Dear Editor,

As the second surge of COVID-19 is reviving the pressure on hospitals, key learnings from the first wave should be of particular value in managing patients suffering from chronic disorders, including rare diseases. Notably, the management of rare diseases is complex, it requires highly specialized health care personnel, and it deals with life-saving non-deferrable therapies. More than 1800 adult patients affected by thalassemia, sickle cell disease (SCD), iron metabolism disorders, porphyria, lysosomal storage disorder, primary immunodeficiencies (PID), and autoinflammatory disorders are followed at the Rare Diseases Center of Fondazione IRCCS Ca’ Granda Ospedale Policlinico, Milan, Italy.

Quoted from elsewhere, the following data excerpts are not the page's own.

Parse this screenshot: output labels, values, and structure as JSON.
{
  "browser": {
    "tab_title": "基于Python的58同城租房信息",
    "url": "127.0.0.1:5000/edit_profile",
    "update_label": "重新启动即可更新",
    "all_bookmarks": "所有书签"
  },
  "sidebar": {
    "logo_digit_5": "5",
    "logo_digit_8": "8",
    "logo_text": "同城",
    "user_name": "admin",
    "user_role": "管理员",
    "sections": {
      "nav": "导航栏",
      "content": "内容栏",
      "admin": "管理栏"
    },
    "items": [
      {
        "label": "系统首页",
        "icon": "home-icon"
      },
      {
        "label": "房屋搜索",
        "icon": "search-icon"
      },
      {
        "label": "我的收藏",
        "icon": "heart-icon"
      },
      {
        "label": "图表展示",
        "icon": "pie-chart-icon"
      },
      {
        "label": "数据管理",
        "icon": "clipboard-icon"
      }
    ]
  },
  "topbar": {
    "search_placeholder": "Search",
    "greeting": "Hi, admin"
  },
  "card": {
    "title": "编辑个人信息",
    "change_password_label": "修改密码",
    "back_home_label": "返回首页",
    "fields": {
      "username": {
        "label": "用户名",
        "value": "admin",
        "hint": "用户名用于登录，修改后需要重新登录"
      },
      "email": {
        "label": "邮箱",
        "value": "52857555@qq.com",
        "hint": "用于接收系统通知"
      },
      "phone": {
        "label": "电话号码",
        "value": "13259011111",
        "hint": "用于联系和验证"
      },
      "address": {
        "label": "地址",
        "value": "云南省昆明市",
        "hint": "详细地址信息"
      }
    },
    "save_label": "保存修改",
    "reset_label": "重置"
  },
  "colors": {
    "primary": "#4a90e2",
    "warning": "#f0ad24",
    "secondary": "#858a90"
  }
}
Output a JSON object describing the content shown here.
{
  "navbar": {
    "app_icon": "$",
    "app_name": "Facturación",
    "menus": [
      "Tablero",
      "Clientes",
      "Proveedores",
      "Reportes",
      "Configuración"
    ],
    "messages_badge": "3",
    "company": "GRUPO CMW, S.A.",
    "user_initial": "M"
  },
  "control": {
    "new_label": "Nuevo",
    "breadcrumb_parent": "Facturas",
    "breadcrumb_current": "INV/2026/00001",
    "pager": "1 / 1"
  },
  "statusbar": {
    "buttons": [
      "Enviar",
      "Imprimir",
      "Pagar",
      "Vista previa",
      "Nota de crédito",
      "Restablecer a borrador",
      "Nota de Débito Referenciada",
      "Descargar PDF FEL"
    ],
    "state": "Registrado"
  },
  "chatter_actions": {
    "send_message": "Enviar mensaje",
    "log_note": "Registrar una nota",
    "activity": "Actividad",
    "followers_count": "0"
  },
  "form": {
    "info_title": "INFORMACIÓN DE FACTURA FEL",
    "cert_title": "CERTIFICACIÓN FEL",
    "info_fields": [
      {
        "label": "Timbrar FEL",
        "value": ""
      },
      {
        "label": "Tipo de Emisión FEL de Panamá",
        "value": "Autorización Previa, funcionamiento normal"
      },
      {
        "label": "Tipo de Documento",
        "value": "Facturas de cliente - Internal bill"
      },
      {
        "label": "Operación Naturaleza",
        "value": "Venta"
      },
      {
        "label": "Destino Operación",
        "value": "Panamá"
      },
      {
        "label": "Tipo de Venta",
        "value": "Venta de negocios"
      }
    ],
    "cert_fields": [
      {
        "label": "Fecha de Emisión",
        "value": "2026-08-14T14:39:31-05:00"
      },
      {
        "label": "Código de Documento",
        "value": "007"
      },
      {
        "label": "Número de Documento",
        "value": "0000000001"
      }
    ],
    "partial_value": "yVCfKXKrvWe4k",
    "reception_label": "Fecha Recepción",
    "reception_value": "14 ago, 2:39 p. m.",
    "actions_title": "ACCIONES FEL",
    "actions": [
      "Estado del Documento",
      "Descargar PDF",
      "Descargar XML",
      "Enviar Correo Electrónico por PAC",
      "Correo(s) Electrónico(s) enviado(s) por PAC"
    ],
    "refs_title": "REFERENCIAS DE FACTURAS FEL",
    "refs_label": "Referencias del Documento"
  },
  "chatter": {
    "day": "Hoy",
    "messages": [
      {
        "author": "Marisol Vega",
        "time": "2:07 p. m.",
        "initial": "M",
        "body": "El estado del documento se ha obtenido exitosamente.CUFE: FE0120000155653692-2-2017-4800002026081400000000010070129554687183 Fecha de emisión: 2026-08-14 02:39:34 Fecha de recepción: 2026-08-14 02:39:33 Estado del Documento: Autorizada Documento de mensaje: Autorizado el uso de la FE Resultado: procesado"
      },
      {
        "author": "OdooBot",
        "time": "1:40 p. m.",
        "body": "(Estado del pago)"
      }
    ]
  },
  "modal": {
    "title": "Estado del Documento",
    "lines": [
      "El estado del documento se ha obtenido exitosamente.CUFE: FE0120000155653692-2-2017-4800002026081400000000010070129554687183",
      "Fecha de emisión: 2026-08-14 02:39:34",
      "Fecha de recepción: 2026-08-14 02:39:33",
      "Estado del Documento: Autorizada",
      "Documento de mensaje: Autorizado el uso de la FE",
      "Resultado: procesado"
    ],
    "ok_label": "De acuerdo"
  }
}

The outbreak of the COVID-19 pandemic in Italy began on February 20, 2020, and the rapidly evolving situation left a short time to manage the increasing need for beds [1, 2]. Our hospital reorganization dramatically affected the Rare Diseases Center, which was relocated to make space for intensive care unit beds, with part of the staff reassigned to COVID-19 units.

Patients were encouraged to notify any symptom or concern, and nurses organized a phone call triage (Fig. 1). The systematic use of nasopharyngeal swabs was not suitable because of the overwhelmed laboratories and the shortage of kits. Thus, only symptomatic cases were tested (Fig. 1). Those who tested positive and did not require hospital admission received their specific therapy in a dedicated COVID-19 area managed by the physicians of the Center, ensuring personalized treatment even during the pandemic [3].

Fig. 1
figure 1

Impact of the COVID-19 pandemic on treatment management during the first wave (March–May 2020) and second wave (September–December). Treatments were overall regularly administered. Hereby, we report all the TDT, GD1, and AIDs followed in our center and their respective treatments. Moreover, we report only the SCD, S/THAL, Fabry disease, CVID, and XLA which require regular transfusional/infusional therapy (*). Few patients missed the therapy, mainly by choice. One patient with Fabry disease switched from IV enzyme replacement therapy to oral chaperon treatment (§). Noteworthy, despite the pandemic, new diagnosis have been made and new treatments have started (#). During the second wave, a higher number of patients had a symptomatic form of SARS-Cov-2 infection compared to the first wave, consistent with the general population epidemiology. IV, intravenous; COVID-19, coronavirus disease; TDT, transfusion-dependent thalassemia; SCD, sickle cell disease; S/THAL, sickle/thalassemia; GD1, Gaucher disease type 1; ERT, enzyme replacement therapy; CVID, common variable immunodeficiency; XLA, X-linked agammaglobulinemia; AIDs, autoinflammatory diseases; SCIG, subcutaneous immunoglobulin; NA, not applicable

From March to May 2020, scheduled but deferrable consultations were canceled, as well as follow-up exams; the ongoing clinical trials and the psychological service were suspended.

Blood transfusions were guaranteed for more than 200 thalassemia and SCD transfusion-dependent patients, as well as replacement therapy for PID patients. Since intravenous immunoglobulin (IVIG) cannot be administered at home in Italy, some patients shifted from IVIG to subcutaneous immunoglobulin home treatment after training by the nurses of the Center. Since traveling across regions was prohibited, patients from other regions were temporarily transfused/infused in local hospitals (Fig. 1). Home treatment monitoring and issues were managed by phone or e-mail, unless hospital evaluation was required. The vast majority of patients appreciated the possibility of obtaining medical aid while minimizing hospital access and physical contact.

Our experience shows that improving patients’ information from physicians and specialized nurses is essential. This approach allowed the continuity of care and the delivery of life-saving therapies. The active participation of our patients and their support were pivotal.

We are now facing a new wave of COVID 19, and key-learning points from the first wave should be of particular value:

  • Remote contact, and testing with nasopharyngeal swab in symptomatic subjects before accessing the hospital for treatment;

  • Dedicated COVID+ areas for life-saving treatments to ensure individualized therapy;

  • Home delivery and monitoring of oral and IV drugs to avoid unnecessary hospital access;

  • The continuation of clinical trials, ensuring the safety of enrolled patients;

  • Psychological support for chronic fragile patients.

The COVID-19 pandemic is a unique, intense, personal, and professional emotional experience. The resilience of health care professionals demonstrated that we can reach our full human potential to care for rare, complex, and fragile patients. Institutions should ensure dedicated and specialized personnel, areas, and time for chronic patients’ care.